No one had noticed Vin drifting off down the adjoining hallway; he was never at his ease around lawmen he didn't know. Now, suddenly, he reappeared, silent as the wolf that was his guardian. "Best you come see this, cowboy," he murmured in Chris's ear.

"What'd you find, pard?"

"You was askin' on signs of a struggle. Reckon I got some," was the plainsman's answer.

Everyone trooped after him to a curtained front bedroom whose door was half hidden under the stairs. "Phew!" JD snorted. "Kerosene!"

"You got it, kid," Vin agreed, turning up the light. "It ain't wet no more, but I reckon it's soaked into the rug. Lookit here. Got a table turned over, and this lamp busted all to hell--must'a been on it when it went. Not lit, or there'd been a fire sure."

"This bed's been slept in," Josiah observed.

"Be damned," murmured Hanstrom. "We didn't think to look in here."

"They banked on that," Chris told him. "My bet is they checked Pickett out pretty thoroughly before they made up their minds to use him as their front. You said his patient list had fallen off to just about nothin', and that's a thing that wouldn't be hard to find out. They'd know that you'd know that he wouldn't be likely to have anyone stayin' here, so you'd have no reason to check the house out once you saw he was dead."

Vin was on his hands and knees, examining the rug closely, peering under the bed, and then letting out a muffled oath in Comanche and thrusting an arm in beneath it. "Damn," he muttered, "cain't reach it. 'Siah, you get a clothes-hanger outta that press yonder?"

The preacher quickly produced one, and Vin poked it into the obscuring shadows, raking it around until he got what he was fishing for. When he stood there was a gleam of metal in his hand. He spread his palm so they could all see what he had found: a double-barrelled derringer with engraving on the metalwork and an ivory-and-pearl butt. They all recognized it. Each of them had chipped in three dollars to buy it for Ezra's present last Christmas. "He was here," said Chris flatly. "Now we know."

"And they got him," Buck added, looking grim. "Must'a had some warning it was a trap and triggered that sleeve rig of his. It been fired?"

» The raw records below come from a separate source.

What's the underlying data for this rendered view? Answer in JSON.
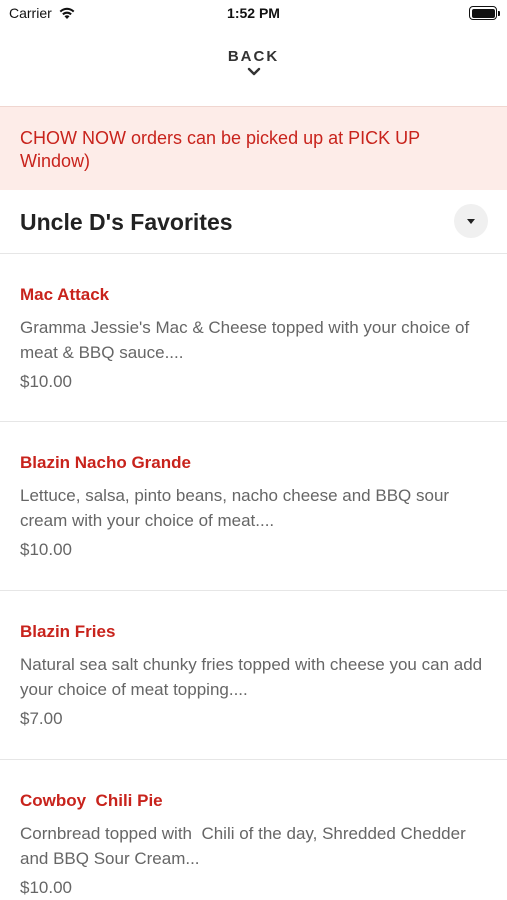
{
  "status_bar": {
    "carrier": "Carrier",
    "time": "1:52 PM"
  },
  "nav": {
    "back_label": "BACK"
  },
  "banner": {
    "text": "CHOW NOW orders can be picked up at PICK UP Window)"
  },
  "section": {
    "title": "Uncle D's Favorites"
  },
  "menu_items": [
    {
      "name": "Mac Attack",
      "description": "Gramma Jessie's Mac & Cheese topped with your choice of meat & BBQ sauce....",
      "price": "$10.00"
    },
    {
      "name": "Blazin Nacho Grande",
      "description": "Lettuce, salsa, pinto beans, nacho cheese and BBQ sour cream with your choice of meat....",
      "price": "$10.00"
    },
    {
      "name": "Blazin Fries",
      "description": "Natural sea salt chunky fries topped with cheese you can add your choice of meat topping....",
      "price": "$7.00"
    },
    {
      "name": "Cowboy  Chili Pie",
      "description": "Cornbread topped with  Chili of the day, Shredded Chedder and BBQ Sour Cream...",
      "price": "$10.00"
    }
  ],
  "colors": {
    "accent": "#c8231c",
    "banner_bg": "#fdece8",
    "muted_text": "#666666"
  }
}
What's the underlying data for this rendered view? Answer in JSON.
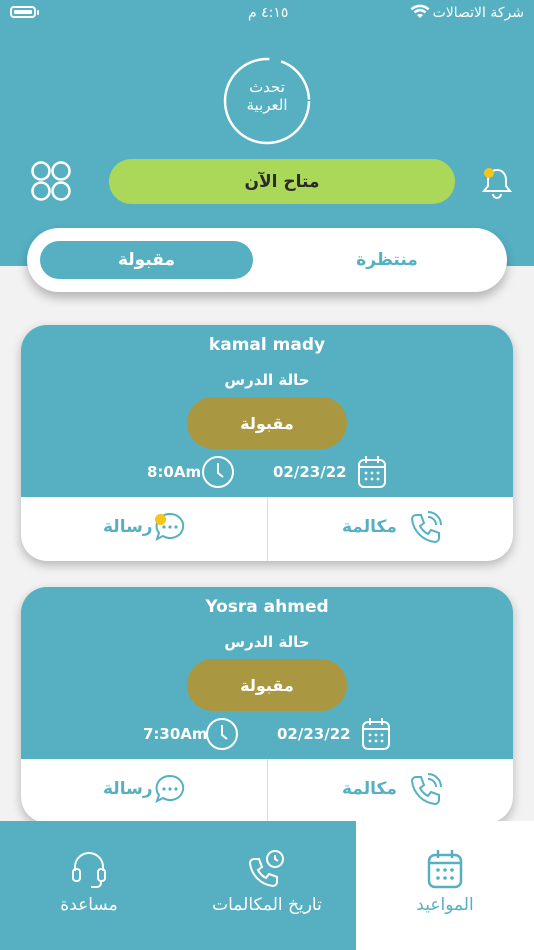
{
  "status_bar": {
    "carrier": "شركة الاتصالات",
    "time": "٤:١٥ م"
  },
  "logo": {
    "line1": "تحدث",
    "line2": "العربية"
  },
  "header": {
    "availability_label": "متاح الآن"
  },
  "tabs": {
    "waiting": "منتظرة",
    "accepted": "مقبولة",
    "selected": "accepted"
  },
  "cards": [
    {
      "name": "kamal mady",
      "status_label": "حالة الدرس",
      "status_value": "مقبولة",
      "date": "02/23/22",
      "time": "8:0Am",
      "call_label": "مكالمة",
      "message_label": "رسالة",
      "has_unread": true
    },
    {
      "name": "Yosra ahmed",
      "status_label": "حالة الدرس",
      "status_value": "مقبولة",
      "date": "02/23/22",
      "time": "7:30Am",
      "call_label": "مكالمة",
      "message_label": "رسالة",
      "has_unread": false
    }
  ],
  "bottom_nav": {
    "appointments": "المواعيد",
    "call_history": "تاريخ المكالمات",
    "help": "مساعدة",
    "active": "appointments"
  },
  "colors": {
    "primary": "#56b0c2",
    "available": "#acd85a",
    "accepted_pill": "#a99841",
    "notification_dot": "#f5c518"
  }
}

Vin quickly checked the chambers. "Naw. Still got both rounds in it."

"See any sign of blood on the rug, Vin?" Nathan asked.

"That's what I 's lookin' for when I seen a gleam under the bed," Tanner told him. "Didn't find none, though. Reckon he weren't hurt too bad."

"Well, he's not here, so they had to have taken him out," said Chris. "We'll start asking the neighbors in the morning."

"I hate to throw cold water," Hanstrom said, "but you ain't likely to get very much from them. Nobody much came to Doc Pickett anymore but poor folks and strangers that didn't know no better, and you can see for yourselves this house is kinda off by its lonesome."

Larabee drilled him with a look. "You know your town, Sheriff. But somebody's taken a man of mine against his will and I mean to find him if I have to personally turn over every goddamned pebble in this county." He took the derringer from Vin's hand and slipped it into his vest. "I'll just keep this for him. He'll want it back. Let's go get some sleep, boys, and start fresh tomorrow."

***

In the morning they spread out, teaming up as they had the day before, each with his natural partner--Chris and Vin, Buck and JD, Josiah and Nathan. The preacher paused first at the telegraph office to send an update to Maude in Colorado Springs, informing her briefly that they believed Ezra to have been abducted but alive, and were searching for clues that would tell them where to start looking for him. Then he and the healer began asking questions, concentrating, as they had yesterday, on boarding establishments for man and beast, on the theory that Ezra's abductors had almost certainly been in town for at least a day or two before he got there, setting things up, and might have done or said something that had been idly noticed but dismissed at the time as of no great significance.

They thought they might be on the trail of something when, a little before noon, they paused at one of the town's livery barns. The owner was called away to deal with the return of a rented buggy as they were talking with him, and a youth of seventeen or so sidled shyly up from out of the shadows just inside the doors, where he had been listening to their exchange as he raked out the centerway. He looked up at Josiah with an awed expression and gulped several times. "You said--you said--you was lookin' for--"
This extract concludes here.